11.) Michael Schultze untersucht in seinen skulpturalen Einsätzen das Wesen des Blicks und sein Verhältnis zum Begehren. In seiner Arbeit über Brancusi fragt er, inwieweit Erinnerung und Begehren unsere nur scheinbar objektive Weltsicht ständig verzerren und aber andererseits genau dadurch einen libidinösen Zugang zu Kunstwerken ermöglichen. Das Zitieren Brancusis verweist auf einen Ausstellungstypus, der nicht durch formale Ähnlichkeiten zustande kommt, sondern durch ein kombinatorisches Feld.

12.) Andrea Stahls Arbeit „Ruh dich aus" besteht aus einer zweigeschossigen Holzkiste, in der unten ein Trampolin bereit steht, das es dem Betrachter ermöglicht, im Sprung einen Blick in den zweiten Stock zu werfen.
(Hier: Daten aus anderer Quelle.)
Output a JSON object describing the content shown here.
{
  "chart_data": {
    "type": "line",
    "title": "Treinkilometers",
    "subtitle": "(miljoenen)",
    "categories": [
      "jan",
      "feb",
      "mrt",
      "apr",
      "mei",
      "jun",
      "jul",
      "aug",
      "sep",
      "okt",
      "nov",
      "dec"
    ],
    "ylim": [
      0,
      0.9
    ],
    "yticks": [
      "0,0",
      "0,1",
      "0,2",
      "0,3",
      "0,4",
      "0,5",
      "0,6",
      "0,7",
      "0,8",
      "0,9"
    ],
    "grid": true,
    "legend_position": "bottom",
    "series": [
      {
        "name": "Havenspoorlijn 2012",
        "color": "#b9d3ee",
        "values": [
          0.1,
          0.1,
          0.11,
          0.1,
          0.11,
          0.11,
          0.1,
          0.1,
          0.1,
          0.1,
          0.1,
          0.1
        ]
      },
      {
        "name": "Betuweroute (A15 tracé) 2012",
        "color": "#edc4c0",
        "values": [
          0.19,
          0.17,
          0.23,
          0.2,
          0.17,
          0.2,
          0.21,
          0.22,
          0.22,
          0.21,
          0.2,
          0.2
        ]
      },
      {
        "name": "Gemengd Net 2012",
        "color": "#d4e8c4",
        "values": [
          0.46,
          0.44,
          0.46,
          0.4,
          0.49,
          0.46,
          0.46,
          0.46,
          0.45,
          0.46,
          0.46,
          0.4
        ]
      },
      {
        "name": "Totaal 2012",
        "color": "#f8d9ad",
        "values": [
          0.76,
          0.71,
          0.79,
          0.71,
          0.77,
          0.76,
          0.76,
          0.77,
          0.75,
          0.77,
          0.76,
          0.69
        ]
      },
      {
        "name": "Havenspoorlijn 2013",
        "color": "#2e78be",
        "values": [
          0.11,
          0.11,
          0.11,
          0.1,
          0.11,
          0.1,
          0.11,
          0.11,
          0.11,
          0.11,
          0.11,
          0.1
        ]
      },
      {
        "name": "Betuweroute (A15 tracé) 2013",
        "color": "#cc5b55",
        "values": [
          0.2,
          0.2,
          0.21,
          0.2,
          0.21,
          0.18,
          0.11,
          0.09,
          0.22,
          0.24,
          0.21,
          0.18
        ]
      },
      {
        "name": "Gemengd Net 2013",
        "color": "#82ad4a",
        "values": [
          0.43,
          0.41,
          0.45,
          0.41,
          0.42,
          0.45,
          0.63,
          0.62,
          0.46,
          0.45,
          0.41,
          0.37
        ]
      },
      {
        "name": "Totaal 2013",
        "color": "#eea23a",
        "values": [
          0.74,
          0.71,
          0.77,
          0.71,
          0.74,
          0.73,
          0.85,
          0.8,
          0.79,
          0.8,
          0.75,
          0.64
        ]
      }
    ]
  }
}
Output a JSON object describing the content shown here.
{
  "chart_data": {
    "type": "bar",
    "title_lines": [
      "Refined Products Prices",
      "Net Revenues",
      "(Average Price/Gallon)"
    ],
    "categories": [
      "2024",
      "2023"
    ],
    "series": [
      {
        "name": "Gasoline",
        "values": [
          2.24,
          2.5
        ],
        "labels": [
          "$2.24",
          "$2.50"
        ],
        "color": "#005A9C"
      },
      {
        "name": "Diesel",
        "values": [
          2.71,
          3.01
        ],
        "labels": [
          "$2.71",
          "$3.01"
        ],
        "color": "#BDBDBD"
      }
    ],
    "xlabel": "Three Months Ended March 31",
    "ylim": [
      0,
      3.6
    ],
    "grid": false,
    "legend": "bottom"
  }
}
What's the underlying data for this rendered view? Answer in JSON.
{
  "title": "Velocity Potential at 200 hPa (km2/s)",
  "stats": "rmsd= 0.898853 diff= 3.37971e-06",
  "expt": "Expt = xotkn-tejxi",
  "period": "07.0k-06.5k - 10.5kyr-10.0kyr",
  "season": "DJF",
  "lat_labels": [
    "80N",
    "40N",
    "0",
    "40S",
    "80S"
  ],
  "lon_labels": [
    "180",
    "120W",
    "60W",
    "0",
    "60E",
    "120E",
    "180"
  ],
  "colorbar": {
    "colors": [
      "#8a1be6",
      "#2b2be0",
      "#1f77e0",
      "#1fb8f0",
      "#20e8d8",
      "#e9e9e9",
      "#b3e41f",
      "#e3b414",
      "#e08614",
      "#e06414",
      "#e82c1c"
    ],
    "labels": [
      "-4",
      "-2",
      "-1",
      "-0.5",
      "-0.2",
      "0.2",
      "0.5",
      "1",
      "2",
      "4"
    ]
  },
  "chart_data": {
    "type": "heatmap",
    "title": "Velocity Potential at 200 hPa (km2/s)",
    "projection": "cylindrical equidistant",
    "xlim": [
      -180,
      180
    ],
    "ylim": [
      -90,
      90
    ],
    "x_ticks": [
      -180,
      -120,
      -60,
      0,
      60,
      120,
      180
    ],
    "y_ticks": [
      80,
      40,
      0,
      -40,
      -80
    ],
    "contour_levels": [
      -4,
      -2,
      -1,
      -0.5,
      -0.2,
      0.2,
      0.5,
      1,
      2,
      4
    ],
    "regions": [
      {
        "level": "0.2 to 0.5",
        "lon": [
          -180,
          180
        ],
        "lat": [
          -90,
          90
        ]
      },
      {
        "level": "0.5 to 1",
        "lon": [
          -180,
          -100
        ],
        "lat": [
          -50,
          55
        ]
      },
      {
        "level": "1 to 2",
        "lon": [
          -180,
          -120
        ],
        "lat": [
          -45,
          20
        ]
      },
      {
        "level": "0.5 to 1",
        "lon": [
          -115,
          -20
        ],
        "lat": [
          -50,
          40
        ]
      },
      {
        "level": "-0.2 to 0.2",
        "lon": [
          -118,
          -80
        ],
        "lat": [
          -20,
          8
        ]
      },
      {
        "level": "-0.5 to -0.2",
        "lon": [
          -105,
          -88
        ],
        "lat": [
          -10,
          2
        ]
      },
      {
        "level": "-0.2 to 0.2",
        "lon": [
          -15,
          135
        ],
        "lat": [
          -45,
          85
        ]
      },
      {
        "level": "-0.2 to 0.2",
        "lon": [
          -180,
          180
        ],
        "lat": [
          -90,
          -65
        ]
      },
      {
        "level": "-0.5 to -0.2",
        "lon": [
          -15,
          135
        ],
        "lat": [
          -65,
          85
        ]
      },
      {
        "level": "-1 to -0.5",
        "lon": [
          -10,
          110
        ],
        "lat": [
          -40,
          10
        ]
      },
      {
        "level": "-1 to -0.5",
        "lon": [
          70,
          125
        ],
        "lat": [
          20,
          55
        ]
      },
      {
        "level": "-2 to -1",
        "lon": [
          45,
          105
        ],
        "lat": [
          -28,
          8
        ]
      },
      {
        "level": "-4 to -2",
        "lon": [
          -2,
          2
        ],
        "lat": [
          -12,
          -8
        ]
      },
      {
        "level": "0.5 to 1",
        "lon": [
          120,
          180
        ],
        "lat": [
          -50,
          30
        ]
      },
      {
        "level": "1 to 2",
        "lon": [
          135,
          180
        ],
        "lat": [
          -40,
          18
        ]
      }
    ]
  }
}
Dort sieht er sich selbst auf einer Projektion hochspringen. Begehren wird mit Eigeninitiative, Enttäuschung und Wiederholung gekoppelt.

13.) Veronika Wengers Film „Ist es auf Erden?" ist ein Schwarz-weiß-Video, das mit den filmischen Mitteln der Nouvelle Vague oder des frühen Fassbinder eine undurchsichtige Dreiecksbeziehung erzählt. Ohne lesbare Erzählstruktur und ohne Dialog repetiert er alltägliche belanglose Handlungen. Die Erzählung entsteht im Kopf des Betrachters.

14.) In seinen Filmen zeigt Andreas Wutz oft mehr dasjenige, was wir nicht sehen als dasjenige, das gesehen wird. Ob es eine Fahrt durch die sprichwörtlichen böhmischen Dörfer ist oder sein Film über das Autorennen in Le Mans, ständig sind wir mit einem seltsamen Entzug konfrontiert, der immer mit der Abwesenheit von Klischees einhergeht.